The 1.058-mile flat track will play host to the Cup and Camping World Truck Series playoff races, as well as the NASCAR Whelen Modified Tour and the American Canadian Tour race series.

“There’s no question that the track bite compound we laid down in July allowed for some awesome racing around the entire racetrack,” NHMS executive VP and GM David McGrath said in a statement. “We received some very positive feedback from the drivers, teams and, most importantly, the fans. The support to do it again in September was overwhelming.”

McGrath said the PJ1 adhesive compound will be added to the first and third grooves in all four turns on Thursday evening. It will be reapplied again on Saturday night to be fresh for Sunday afternoon’s Cup race.

Several drivers gave their endorsement for the move:

Kyle Larson: “I think it’s awesome. I was surprised at how well it worked. I liked the element of it changing quickly and wearing out and then wearing out in different spots and stuff. It just adds an element to us that we have to adapt to. In the past … you kind of just run the same line all race long, but (in July) everybody I got around was running somewhat of a different line, and I thought that was a really cool thing.”

Joey Logano: “The question got put out to a lot of different drivers … from the (NASCAR Cup Drivers Council). We kind of got on our group chat and were talking back and forth about what we thought was best. (In the past) after 10 or 15 laps, everyone is kind of where they are at and passes don’t happen often. The wider we can make the racetrack, the more passes that can be made.”

Kyle Busch: “We always run that one lane here, which I call the middle lane. They were just trying to widen the racetrack a little bit and give a little bit more opportunity for us to be able to run side by side and not feel like we’re crashing here all the time or running into each other on restarts.”
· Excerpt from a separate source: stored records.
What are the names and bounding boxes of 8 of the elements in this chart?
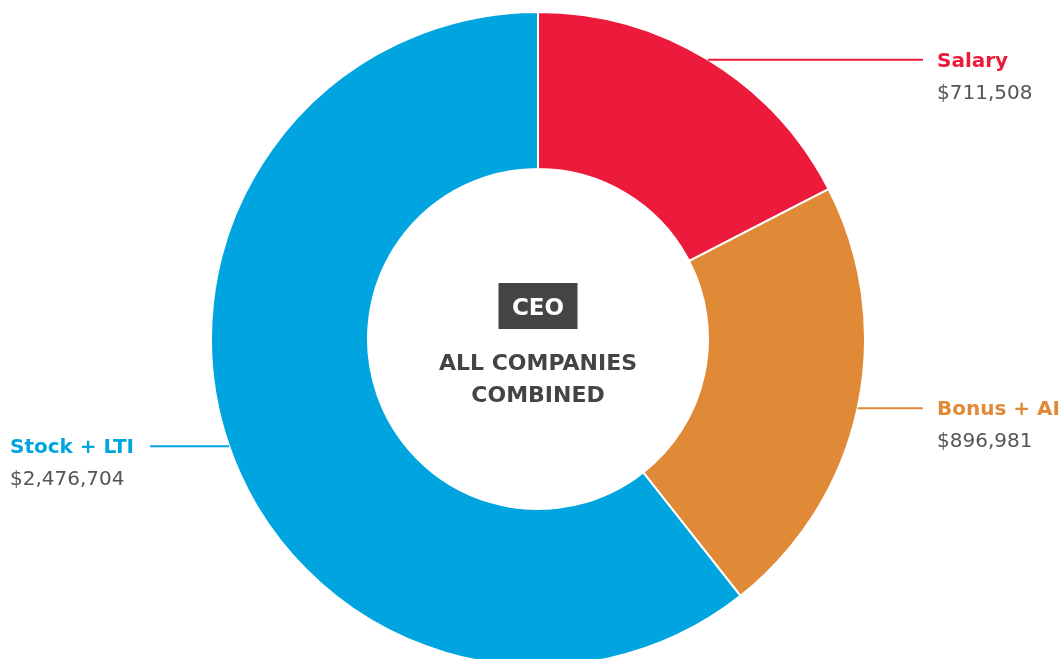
slice-label: Salary <box>937 47 1009 72</box>
data-label: $2,476,704 <box>10 466 125 491</box>
slice-label: Bonus + AI <box>937 396 1060 421</box>
text: CEO <box>511 294 565 320</box>
text: ALL COMPANIES COMBINED <box>438 350 638 407</box>
data-label: $896,981 <box>937 428 1033 453</box>
slice-label: Stock + LTI <box>10 434 135 459</box>
data-label: $711,508 <box>937 79 1033 104</box>
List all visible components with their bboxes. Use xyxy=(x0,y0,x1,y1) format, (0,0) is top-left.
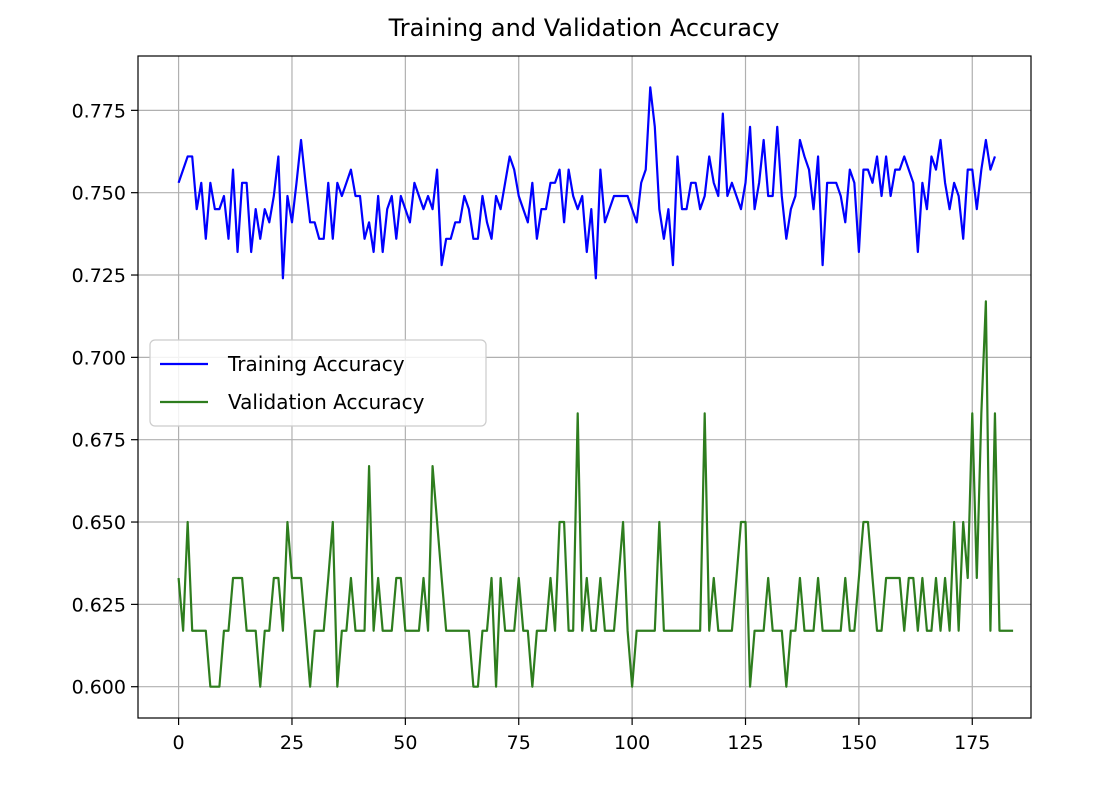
legend: Training Accuracy Validation Accuracy xyxy=(149,339,487,427)
y-tick-label: 0.625 xyxy=(72,594,126,616)
axis-ticks: 0 25 50 75 100 125 150 175 0.600 0.625 0.650 0.675 0… xyxy=(72,100,991,754)
x-tick-label: 25 xyxy=(280,732,304,754)
x-tick-label: 75 xyxy=(507,732,531,754)
y-tick-label: 0.750 xyxy=(72,183,126,205)
chart-title: Training and Validation Accuracy xyxy=(388,14,780,42)
legend-label: Training Accuracy xyxy=(227,352,405,376)
y-tick-label: 0.675 xyxy=(72,430,126,452)
x-tick-label: 0 xyxy=(173,732,185,754)
x-tick-label: 150 xyxy=(841,732,877,754)
y-tick-label: 0.600 xyxy=(72,677,126,699)
x-tick-label: 50 xyxy=(393,732,417,754)
y-tick-label: 0.700 xyxy=(72,347,126,369)
series-lines xyxy=(177,86,1014,688)
legend-box xyxy=(149,339,487,427)
training-accuracy-line xyxy=(177,86,996,280)
validation-accuracy-line xyxy=(177,300,1014,688)
y-tick-label: 0.725 xyxy=(72,265,126,287)
x-tick-label: 100 xyxy=(614,732,650,754)
legend-label: Validation Accuracy xyxy=(228,390,425,414)
x-tick-label: 175 xyxy=(954,732,990,754)
y-tick-label: 0.775 xyxy=(72,100,126,122)
x-tick-label: 125 xyxy=(727,732,763,754)
plot-frame xyxy=(137,55,1032,719)
y-tick-label: 0.650 xyxy=(72,512,126,534)
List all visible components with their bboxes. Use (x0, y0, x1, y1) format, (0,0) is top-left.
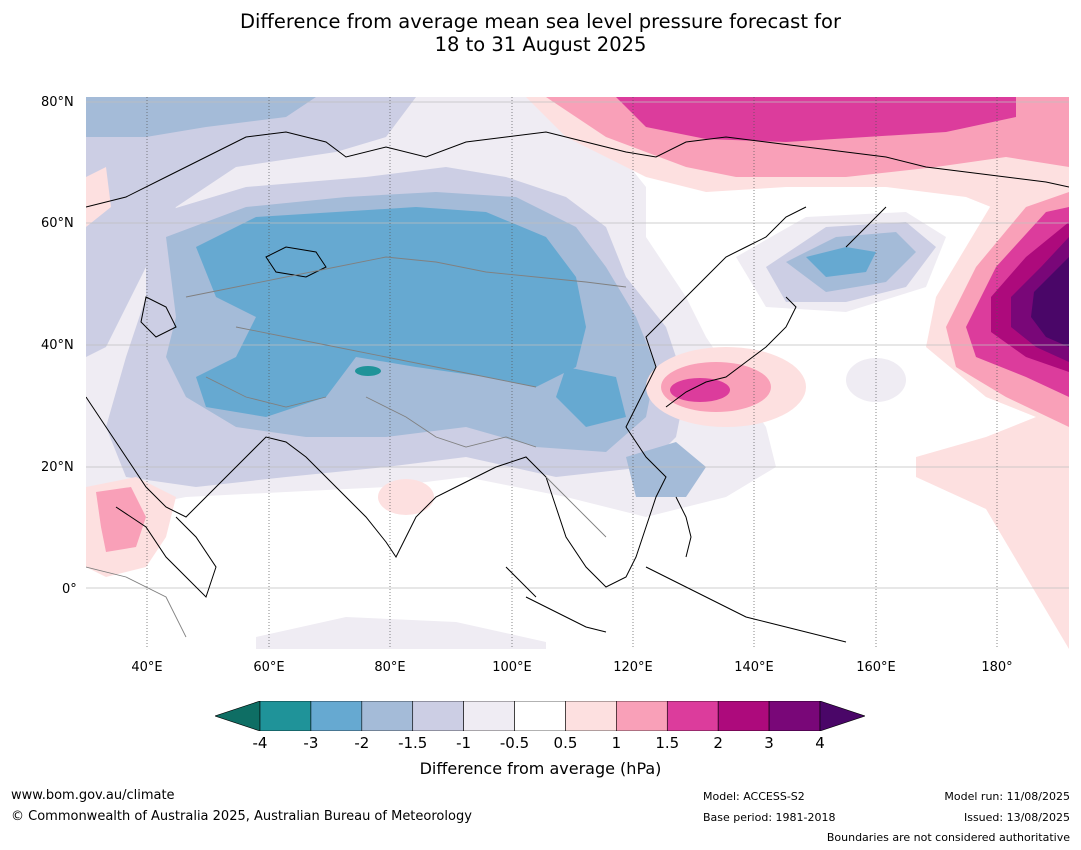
colorbar-tick-label: -2 (354, 734, 370, 752)
colorbar-tick-label: 0.5 (553, 734, 578, 752)
colorbar-segment (717, 701, 770, 731)
title-line-2: 18 to 31 August 2025 (434, 33, 647, 56)
footer-model-run: Model run: 11/08/2025 (944, 790, 1070, 803)
colorbar-segment (616, 701, 668, 731)
colorbar-extend-low (215, 701, 261, 731)
colorbar-tick-label: -4 (252, 734, 268, 752)
footer-url[interactable]: www.bom.gov.au/climate (11, 788, 175, 803)
map-title: Difference from average mean sea level p… (0, 10, 1081, 56)
colorbar-tick-label: 2 (713, 734, 723, 752)
lon-label-160e: 160°E (856, 660, 896, 675)
lon-label-180: 180° (981, 660, 1013, 675)
colorbar-tick-label: -1.5 (398, 734, 428, 752)
footer-base-period: Base period: 1981-2018 (703, 811, 836, 824)
anomaly-region-neg05-south (256, 617, 546, 649)
map-canvas (86, 97, 1069, 649)
colorbar-extend-high (819, 701, 865, 731)
anomaly-region-pos15-north (616, 97, 1016, 142)
colorbar-segment (310, 701, 363, 731)
country-borders (86, 256, 627, 638)
latitude-gridlines (86, 101, 1069, 589)
colorbar-tick-label: -1 (456, 734, 472, 752)
lat-label-80n: 80°N (41, 95, 74, 110)
anomaly-region-neg1 (86, 97, 416, 357)
pressure-anomaly-map (86, 97, 1069, 649)
colorbar-tick-label: 4 (815, 734, 825, 752)
colorbar-tick-label: 3 (764, 734, 774, 752)
anomaly-region-pos4-pacific (1031, 257, 1069, 347)
lon-label-140e: 140°E (734, 660, 774, 675)
lon-label-80e: 80°E (374, 660, 406, 675)
lon-label-100e: 100°E (492, 660, 532, 675)
colorbar (215, 701, 865, 731)
colorbar-segment (565, 701, 617, 731)
anomaly-region-neg15 (86, 97, 316, 137)
anomaly-region-neg2 (196, 207, 586, 417)
colorbar-segment (768, 701, 821, 731)
colorbar-segment (361, 701, 414, 731)
footer-copyright: © Commonwealth of Australia 2025, Austra… (11, 809, 472, 824)
lon-label-40e: 40°E (131, 660, 163, 675)
lat-label-60n: 60°N (41, 216, 74, 231)
colorbar-tick-label: -3 (303, 734, 319, 752)
lat-label-20n: 20°N (41, 460, 74, 475)
colorbar-segment (463, 701, 515, 731)
colorbar-segment (259, 701, 312, 731)
footer-boundaries: Boundaries are not considered authoritat… (826, 831, 1070, 844)
colorbar-segment (514, 701, 566, 731)
colorbar-label: Difference from average (hPa) (419, 759, 662, 778)
lon-label-120e: 120°E (613, 660, 653, 675)
colorbar-tick-label: 1.5 (655, 734, 680, 752)
anomaly-region-pos15-japan (670, 378, 730, 402)
footer-model: Model: ACCESS-S2 (703, 790, 805, 803)
lat-label-0: 0° (62, 582, 77, 597)
lat-label-40n: 40°N (41, 338, 74, 353)
coastlines (86, 131, 1069, 643)
colorbar-segment (412, 701, 464, 731)
anomaly-region-neg3 (355, 366, 381, 376)
lon-label-60e: 60°E (253, 660, 285, 675)
longitude-gridlines (146, 97, 998, 649)
footer-issued: Issued: 13/08/2025 (963, 811, 1070, 824)
colorbar-segment (666, 701, 719, 731)
colorbar-tick-label: 1 (611, 734, 622, 752)
colorbar-tick-label: -0.5 (499, 734, 530, 752)
title-line-1: Difference from average mean sea level p… (240, 10, 841, 33)
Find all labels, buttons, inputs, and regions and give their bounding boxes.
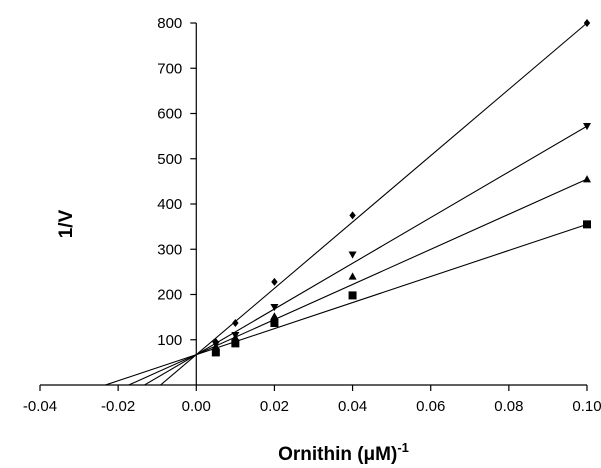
x-tick-label: 0.10 (572, 398, 601, 415)
x-axis-title-superscript: -1 (397, 440, 409, 455)
data-point-triangle-down (348, 251, 357, 259)
y-tick-label: 200 (157, 287, 182, 304)
data-point-triangle-up (583, 175, 591, 183)
data-point-square (583, 220, 591, 229)
data-points (211, 19, 591, 357)
x-tick-label: -0.02 (101, 398, 135, 415)
data-point-square (231, 339, 240, 348)
y-tick-label: 600 (157, 106, 182, 123)
data-point-square (211, 348, 220, 357)
y-tick-label: 100 (157, 332, 182, 349)
y-tick-label: 400 (157, 196, 182, 213)
x-axis-title: Ornithin (μM)-1 (278, 440, 409, 465)
data-point-square (348, 291, 357, 300)
data-point-triangle-up (231, 333, 240, 341)
y-tick-label: 800 (157, 15, 182, 32)
y-tick-label: 300 (157, 241, 182, 258)
data-point-triangle-down (270, 303, 279, 312)
x-tick-label: 0.00 (182, 398, 211, 415)
fit-line-triangle-up (128, 178, 588, 386)
x-tick-label: 0.08 (494, 398, 523, 415)
x-ticks: -0.04 -0.02 0.00 0.02 0.04 0.06 0.08 0.10 (23, 385, 601, 415)
y-tick-label: 500 (157, 151, 182, 168)
data-point-triangle-up (270, 312, 279, 320)
x-axis-title-text: Ornithin (μM) (278, 444, 397, 465)
data-point-diamond (349, 211, 356, 220)
y-axis-title: 1/V (56, 209, 77, 238)
x-tick-label: 0.06 (416, 398, 445, 415)
data-point-triangle-down (583, 122, 591, 131)
data-point-diamond (271, 277, 278, 286)
data-point-triangle-up (211, 342, 220, 350)
data-point-diamond (583, 19, 591, 27)
fit-line-triangle-down (144, 125, 588, 386)
data-point-diamond (232, 319, 239, 328)
x-tick-label: 0.02 (260, 398, 289, 415)
fit-line-square (105, 223, 588, 386)
data-point-square (270, 319, 279, 328)
x-tick-label: -0.04 (23, 398, 57, 415)
fit-line-diamond (159, 22, 588, 386)
y-tick-label: 700 (157, 60, 182, 77)
y-ticks: 100 200 300 400 500 600 700 800 (157, 15, 197, 349)
x-tick-label: 0.04 (338, 398, 367, 415)
data-point-triangle-up (348, 272, 357, 280)
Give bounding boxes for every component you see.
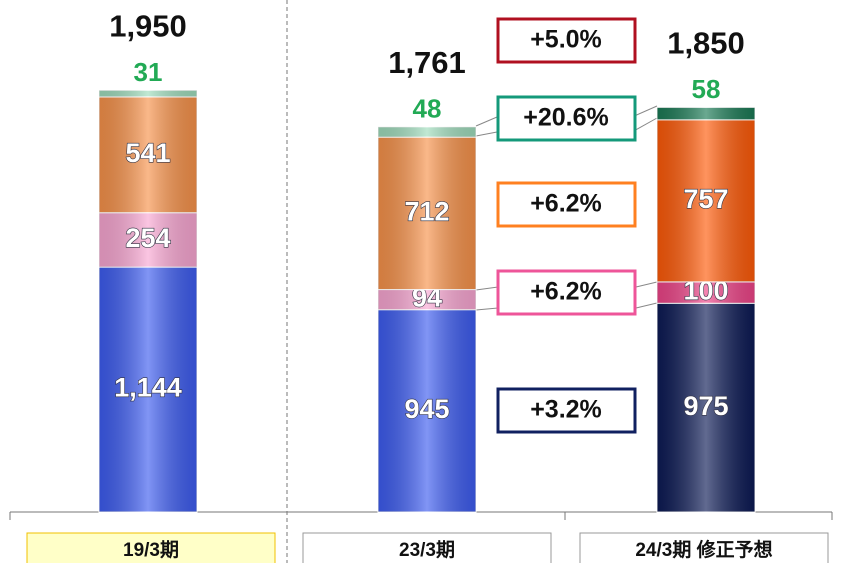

Kevin Harvick: “I like the prospects of us trying different things. As the (summer Cup) race wore on, things changed. You had to move around. The PJ1 is one of those things that can definitely make the race better if you can add more lanes of racing.”

Austin Dillon: “I thought (the PJ1) held on good throughout the race in July; I’m a fan of it. July’s race was a blast and everyone is excited about it this time around. We’re going to be aggressive and just go after it this weekend.”